Personally, I wouldn’t attempt a long-term ketogenic diet without the aid of coconut oil (or MCTs), lysine, and the branched chain amino acids.

For the NBIA/PKAN kids, it seems that the amino acid supplements should be some mix of lysine, leucine, isoleucine, and valine, with the isoleucine and valine included solely to reduce leucine toxicity. The optimal amount of isoleucine and valine should be smaller than is found in branched-chain amino acid supplements, since leucine by itself may help prevent iron accumulation and increase ketosis. Also, one rat study [4] indicates that isoleucine alone, excluding valine, might be enough to relieve leucine toxicity. Excluding valine would increase the ketogenicity of the supplement mix.

I think the NBIA/PKAN kids will need to experiment with primarily lysine and leucine, and secondarily isoleucine and BCAA supplements, to see what mix works best for them.


[1] Groesbeck DK et al. Long-term use of the ketogenic diet in the treatment of epilepsy. Dev Med Child Neurol. 2006 Dec;48(12):978-81. Hat tip CarbSane.

[2] Ribeiro LC et al. Ketogenic diet-fed rats have increased fat mass and phosphoenolpyruvate carboxykinase activity. Mol Nutr Food Res. 2008 Nov;52(11):1365-71. Hat tip CarbSane.
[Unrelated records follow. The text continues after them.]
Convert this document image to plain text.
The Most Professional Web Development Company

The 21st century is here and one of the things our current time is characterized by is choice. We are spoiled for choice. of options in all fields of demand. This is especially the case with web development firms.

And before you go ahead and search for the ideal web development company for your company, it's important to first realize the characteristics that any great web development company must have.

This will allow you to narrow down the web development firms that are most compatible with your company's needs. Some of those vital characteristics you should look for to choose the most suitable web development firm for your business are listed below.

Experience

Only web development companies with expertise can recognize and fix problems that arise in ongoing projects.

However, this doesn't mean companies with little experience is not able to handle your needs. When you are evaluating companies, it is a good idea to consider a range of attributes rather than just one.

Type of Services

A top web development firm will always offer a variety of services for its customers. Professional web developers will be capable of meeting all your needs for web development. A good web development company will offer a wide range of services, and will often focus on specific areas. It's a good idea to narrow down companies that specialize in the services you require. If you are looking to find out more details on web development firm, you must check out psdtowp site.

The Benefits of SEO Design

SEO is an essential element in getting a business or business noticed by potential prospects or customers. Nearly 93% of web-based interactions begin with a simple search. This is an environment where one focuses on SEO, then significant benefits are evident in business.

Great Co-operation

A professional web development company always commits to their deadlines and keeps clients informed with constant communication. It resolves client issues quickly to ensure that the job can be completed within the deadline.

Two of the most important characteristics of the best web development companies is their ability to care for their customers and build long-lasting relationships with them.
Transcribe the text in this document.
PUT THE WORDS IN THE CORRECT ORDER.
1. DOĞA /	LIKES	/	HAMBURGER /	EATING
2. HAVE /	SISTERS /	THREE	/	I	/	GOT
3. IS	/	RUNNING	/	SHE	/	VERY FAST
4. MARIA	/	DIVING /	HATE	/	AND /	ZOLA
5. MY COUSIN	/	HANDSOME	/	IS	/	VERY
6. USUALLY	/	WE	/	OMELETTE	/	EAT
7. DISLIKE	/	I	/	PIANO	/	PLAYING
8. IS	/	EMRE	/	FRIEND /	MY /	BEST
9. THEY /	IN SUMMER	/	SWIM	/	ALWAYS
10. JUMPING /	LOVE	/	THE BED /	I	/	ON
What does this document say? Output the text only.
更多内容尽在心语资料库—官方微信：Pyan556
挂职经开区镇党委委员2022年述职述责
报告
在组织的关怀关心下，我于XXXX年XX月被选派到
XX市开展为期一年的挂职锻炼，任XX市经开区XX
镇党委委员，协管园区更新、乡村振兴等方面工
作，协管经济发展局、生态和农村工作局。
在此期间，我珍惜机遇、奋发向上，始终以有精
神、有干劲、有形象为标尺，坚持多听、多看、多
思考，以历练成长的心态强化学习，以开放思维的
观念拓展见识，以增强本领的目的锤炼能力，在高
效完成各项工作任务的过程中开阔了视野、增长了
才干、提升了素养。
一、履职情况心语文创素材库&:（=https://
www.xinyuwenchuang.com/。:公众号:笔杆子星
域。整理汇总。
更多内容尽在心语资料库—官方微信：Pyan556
[3] Evangeliou A et al. Branched chain amino acids as adjunctive therapy to ketogenic diet in epilepsy: pilot study and hypothesis. J Child Neurol. 2009 Oct;24(10):1268-72. Hat tip Nigel Kinbrum.

[4] Tsubuku S et al. Thirteen-week oral toxicity study of branched-chain amino acids in rats. Int J Toxicol. 2004 Mar-Apr;23(2):119-26.

[5] Yudkoff M et al. Brain amino acid requirements and toxicity: the example of leucine. J Nutr. 2005 Jun;135(6 Suppl):1531S-8S.

[6] Mawatari K et al. Prolonged oral treatment with an essential amino acid L-leucine does not affect female reproductive function and embryo-fetal development in rats. Food Chem Toxicol. 2004 Sep;42(9):1505-11.

[7] Tsubuku S et al. Thirteen-week oral toxicity study of L-lysine hydrochloride in rats. Int J Toxicol. 2004 Mar-Apr;23(2):113-8.